Marginal Analysis of United Airlines

The Impact of United Airlines' Changes


The company United Airlines when started making a lot of change such as structural and organizational was hard. It is not fair to discontinue this service. The relative costs per flight which include the costs of fuel, salaries for pilots, to cater for flight attendants, service of food that used on the plane. Most of the articles speculate that an included share of the costs related in maintaining the hubs. Poor decision making of the top managers brings the airline's image at risk to the public (Brickley, 2015). Analyzing the costs of ticket agents, costs of building, luggage handlers, chargers at the gate are diminishing as time goes. Imagine the revenue taken on the United airline from San Francisco to Washington do not cover the costs hence should be closed.


The Benefits of Marginal Analysis


In a marginal analysis, the benefits that come with the functions of the airline, and the cost of different alternative expenses. The report identifies total revenue and total damages caused by a change in the out-input alternatives. Marginal analyses that conducted were very accurate and precise, not including the price from the two cities since they are standard costs. A reliable tool of Nash equilibrium that helps economists gauge competition in the airlines and set their prices, manage self-defeating decisions by managers and strategies of players’ outcomes, in this case, other airlines.


Controlling Costs with Marginal Costing


The limited application, fixed costs can be controlled by managers as variable costs by lower Management hence a tool of Management (Zardkoohi, 2016). Despite the increase of sale, there may be a decrease in profits of the united airline. Another application is the evaluation of the performance of the flight attendances, flight crew, and pilots need to assess. In this way, marginal costing ensures easy determination of cost controls of the firm's production. By allocating fixed overhead cost that will put the airline on the favorable economic terms.


Price Competition and Strategies


Price competition between airlines is ordinary, whereby they are fighting low-cost rivals in the business. Prices may affect their profitability because of customers' loyalty. Investors are usually worried when the fare costs are relatively cheap when comparing last year price performance of the airline surpassed their competitors. Delta American airlines are the primary competition for them, and what other airlines do fight low prices is mainly changing appearance as a tactic to blend with competitors (Zaal, 2017). The competition changes their airlines to better to compete with carriers with little costs. Improving the cabins and upgrading the flight system, WIFI, and connectivity in the lobby is another way to curb issues of low-cost competitors.

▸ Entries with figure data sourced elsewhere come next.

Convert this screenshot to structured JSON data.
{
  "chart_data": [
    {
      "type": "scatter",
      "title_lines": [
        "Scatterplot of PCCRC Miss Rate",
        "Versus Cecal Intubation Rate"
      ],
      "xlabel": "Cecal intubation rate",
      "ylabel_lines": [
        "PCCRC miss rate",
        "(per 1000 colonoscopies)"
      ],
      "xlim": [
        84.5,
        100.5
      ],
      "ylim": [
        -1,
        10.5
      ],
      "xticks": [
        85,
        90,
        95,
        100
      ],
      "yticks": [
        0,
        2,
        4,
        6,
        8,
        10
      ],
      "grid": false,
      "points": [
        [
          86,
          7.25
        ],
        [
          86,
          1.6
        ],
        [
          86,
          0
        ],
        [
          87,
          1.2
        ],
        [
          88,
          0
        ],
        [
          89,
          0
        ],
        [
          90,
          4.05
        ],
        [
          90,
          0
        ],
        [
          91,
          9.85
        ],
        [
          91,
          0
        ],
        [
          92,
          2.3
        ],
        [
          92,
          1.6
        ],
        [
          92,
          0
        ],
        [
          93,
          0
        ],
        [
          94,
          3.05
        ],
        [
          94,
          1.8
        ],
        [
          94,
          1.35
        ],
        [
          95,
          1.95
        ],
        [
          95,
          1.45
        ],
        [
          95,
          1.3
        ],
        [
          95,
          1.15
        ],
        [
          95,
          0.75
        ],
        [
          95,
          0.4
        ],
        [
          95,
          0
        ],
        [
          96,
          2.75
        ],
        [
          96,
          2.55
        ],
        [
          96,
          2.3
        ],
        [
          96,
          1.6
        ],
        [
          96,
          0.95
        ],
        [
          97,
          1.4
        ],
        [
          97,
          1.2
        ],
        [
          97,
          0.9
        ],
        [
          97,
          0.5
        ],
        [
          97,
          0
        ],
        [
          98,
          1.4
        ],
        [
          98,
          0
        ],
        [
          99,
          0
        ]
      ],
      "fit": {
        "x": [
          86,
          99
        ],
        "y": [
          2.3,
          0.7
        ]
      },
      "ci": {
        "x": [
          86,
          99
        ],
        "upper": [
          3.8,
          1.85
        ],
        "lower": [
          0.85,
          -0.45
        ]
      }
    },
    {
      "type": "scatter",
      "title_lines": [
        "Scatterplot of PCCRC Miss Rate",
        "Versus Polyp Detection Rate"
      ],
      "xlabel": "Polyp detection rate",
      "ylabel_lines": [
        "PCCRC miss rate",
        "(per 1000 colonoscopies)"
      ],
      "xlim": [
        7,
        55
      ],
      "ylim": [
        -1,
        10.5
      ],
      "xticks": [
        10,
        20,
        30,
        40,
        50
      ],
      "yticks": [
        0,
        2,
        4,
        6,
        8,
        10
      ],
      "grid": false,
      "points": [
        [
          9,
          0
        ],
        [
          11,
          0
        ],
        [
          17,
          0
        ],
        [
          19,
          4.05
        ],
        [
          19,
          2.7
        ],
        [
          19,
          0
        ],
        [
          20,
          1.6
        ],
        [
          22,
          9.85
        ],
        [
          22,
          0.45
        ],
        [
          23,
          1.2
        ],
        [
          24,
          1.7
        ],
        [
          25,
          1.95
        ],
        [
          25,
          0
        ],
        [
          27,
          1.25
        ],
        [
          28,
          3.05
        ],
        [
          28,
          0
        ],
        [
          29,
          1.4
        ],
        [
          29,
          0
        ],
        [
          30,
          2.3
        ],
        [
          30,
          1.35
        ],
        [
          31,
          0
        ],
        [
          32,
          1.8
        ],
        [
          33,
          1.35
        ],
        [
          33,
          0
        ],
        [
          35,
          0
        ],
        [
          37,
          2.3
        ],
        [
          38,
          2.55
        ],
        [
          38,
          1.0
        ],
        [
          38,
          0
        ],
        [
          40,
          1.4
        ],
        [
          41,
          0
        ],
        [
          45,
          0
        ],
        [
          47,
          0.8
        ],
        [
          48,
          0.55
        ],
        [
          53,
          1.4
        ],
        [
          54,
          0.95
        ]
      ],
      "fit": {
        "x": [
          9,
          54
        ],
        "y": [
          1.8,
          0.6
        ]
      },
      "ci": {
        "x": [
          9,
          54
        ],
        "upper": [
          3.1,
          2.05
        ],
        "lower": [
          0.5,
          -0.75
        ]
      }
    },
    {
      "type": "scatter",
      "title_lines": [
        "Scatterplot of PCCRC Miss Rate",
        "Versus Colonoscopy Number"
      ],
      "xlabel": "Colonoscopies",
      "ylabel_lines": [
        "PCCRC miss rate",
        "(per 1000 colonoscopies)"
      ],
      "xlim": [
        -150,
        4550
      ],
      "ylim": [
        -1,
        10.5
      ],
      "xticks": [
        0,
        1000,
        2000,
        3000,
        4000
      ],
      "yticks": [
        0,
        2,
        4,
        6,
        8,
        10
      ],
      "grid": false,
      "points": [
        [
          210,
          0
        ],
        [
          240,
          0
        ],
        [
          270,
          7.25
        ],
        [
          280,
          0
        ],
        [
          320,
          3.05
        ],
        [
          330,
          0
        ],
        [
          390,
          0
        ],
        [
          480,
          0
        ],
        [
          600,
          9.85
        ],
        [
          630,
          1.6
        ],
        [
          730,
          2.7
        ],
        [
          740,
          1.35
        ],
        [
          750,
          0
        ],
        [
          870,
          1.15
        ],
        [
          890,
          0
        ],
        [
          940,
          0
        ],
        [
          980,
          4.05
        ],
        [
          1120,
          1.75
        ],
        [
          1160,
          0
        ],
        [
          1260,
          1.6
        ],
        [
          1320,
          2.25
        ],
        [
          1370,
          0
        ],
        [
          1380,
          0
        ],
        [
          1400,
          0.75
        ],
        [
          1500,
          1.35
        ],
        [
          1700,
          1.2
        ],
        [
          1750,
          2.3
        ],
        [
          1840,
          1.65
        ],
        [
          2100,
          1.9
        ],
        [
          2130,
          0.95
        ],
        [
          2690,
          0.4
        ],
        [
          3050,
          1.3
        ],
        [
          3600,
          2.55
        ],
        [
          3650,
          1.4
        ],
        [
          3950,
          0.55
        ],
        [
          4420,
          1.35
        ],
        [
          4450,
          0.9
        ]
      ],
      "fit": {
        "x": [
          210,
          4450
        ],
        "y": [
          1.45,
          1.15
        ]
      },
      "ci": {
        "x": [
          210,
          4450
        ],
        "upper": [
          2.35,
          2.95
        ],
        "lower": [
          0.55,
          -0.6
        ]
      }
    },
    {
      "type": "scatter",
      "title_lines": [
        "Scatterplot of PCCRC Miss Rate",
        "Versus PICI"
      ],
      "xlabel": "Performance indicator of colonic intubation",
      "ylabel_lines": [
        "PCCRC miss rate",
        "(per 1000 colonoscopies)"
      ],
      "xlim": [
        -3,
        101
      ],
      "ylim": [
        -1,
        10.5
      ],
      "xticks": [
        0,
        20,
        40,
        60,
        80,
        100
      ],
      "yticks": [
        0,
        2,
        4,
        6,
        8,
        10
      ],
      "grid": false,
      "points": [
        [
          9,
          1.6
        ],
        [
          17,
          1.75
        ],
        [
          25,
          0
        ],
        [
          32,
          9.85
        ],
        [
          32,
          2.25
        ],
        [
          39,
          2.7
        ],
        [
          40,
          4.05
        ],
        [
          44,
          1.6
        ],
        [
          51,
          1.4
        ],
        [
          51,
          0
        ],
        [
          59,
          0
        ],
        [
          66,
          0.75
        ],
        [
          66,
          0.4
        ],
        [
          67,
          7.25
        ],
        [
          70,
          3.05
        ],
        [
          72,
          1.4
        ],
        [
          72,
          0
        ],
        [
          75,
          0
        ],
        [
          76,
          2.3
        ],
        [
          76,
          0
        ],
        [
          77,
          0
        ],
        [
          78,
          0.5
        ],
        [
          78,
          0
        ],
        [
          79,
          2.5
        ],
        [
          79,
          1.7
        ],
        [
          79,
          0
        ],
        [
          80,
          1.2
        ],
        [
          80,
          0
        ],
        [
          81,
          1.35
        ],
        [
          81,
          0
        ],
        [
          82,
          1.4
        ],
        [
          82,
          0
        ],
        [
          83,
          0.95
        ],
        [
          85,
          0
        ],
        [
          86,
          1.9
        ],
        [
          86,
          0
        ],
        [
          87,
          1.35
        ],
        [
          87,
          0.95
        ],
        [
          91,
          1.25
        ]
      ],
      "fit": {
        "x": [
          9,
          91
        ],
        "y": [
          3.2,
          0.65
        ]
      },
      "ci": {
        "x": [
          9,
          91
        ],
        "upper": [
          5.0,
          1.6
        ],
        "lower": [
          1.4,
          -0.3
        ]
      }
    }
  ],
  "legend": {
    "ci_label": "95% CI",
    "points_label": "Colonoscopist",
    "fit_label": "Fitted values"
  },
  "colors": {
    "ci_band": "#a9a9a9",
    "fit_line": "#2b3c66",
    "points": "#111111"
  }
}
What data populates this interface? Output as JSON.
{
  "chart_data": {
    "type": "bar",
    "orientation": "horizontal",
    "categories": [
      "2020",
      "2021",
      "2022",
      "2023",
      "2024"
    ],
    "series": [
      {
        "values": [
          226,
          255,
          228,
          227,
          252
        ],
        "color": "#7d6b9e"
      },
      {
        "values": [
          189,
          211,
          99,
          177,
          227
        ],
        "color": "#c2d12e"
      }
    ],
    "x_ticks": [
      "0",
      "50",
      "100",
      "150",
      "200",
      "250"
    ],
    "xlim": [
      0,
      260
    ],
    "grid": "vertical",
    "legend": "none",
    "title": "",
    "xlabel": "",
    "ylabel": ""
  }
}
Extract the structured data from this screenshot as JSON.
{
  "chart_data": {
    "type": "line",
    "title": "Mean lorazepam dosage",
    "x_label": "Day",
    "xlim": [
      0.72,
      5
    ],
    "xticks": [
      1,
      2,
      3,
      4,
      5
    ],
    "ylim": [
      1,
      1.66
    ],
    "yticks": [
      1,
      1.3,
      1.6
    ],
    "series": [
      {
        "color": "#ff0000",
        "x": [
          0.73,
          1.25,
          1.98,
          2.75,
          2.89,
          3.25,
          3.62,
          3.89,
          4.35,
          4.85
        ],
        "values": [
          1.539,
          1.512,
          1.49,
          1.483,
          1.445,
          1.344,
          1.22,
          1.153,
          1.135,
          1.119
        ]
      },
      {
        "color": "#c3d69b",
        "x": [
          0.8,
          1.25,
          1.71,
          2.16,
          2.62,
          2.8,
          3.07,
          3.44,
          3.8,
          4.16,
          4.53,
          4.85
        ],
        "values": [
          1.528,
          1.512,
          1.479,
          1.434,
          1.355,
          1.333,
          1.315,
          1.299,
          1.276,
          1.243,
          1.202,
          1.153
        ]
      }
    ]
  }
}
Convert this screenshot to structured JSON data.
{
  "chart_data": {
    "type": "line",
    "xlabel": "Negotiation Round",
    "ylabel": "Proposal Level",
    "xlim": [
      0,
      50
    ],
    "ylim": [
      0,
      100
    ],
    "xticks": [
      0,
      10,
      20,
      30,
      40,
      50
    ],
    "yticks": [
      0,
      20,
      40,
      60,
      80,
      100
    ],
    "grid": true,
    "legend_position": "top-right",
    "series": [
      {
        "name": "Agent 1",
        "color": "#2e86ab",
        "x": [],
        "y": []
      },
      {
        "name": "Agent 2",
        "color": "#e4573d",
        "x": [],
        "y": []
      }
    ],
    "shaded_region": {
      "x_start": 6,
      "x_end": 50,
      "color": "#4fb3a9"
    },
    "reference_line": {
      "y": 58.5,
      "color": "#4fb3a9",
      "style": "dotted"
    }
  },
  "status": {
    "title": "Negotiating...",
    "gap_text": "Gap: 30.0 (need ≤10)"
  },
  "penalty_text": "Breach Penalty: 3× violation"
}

The Impact of Market Factors


In conclusion, the supply of airline curve shows that airlines improve people’s lives and the oligopoly market has few companies that provide such products and services. The real determinant is the income. When a nation experiences steady growth in the harsh economy, the average salary of people will inevitably increase. Fortunately, air ticket as an example, where an increase in revenue will lead to the rise in the demand for air ticket purchased. In the market, prices of related goods and numbers of buyers in the airline industry are determinants that can affect the airline's products and services. Behavioral theories and other strategies that the environment to predict outcomes and how variables relate. Managers opt to analyze employee performance, benchmarking, and research of the market situations. Example, if united airlines reward good performed employees, there will be an increase in productivity from other crew and pilots to be recognized.

References


Brickley, J., Smith, C., " Zimmerman, J. (2015). Managerial Economics and Organizational Architecture, 6. izdanje.


Zaal, R. O., Jeurissen, R. J., " Groenland, E. A. (2017). Organizational Architecture, Ethical             Culture, and Perceived Unethical Behavior Towards Customers: Evidence from            Wholesale Banking. Journal of Business Ethics, 1-24.


 Zardkoohi, A., " Bierman, L. (2016). How firms shape income inequality: Stakeholder power,             executive decision making, and the structuring of employment relationships. Academy of       Management Review, 41(4), 744-749.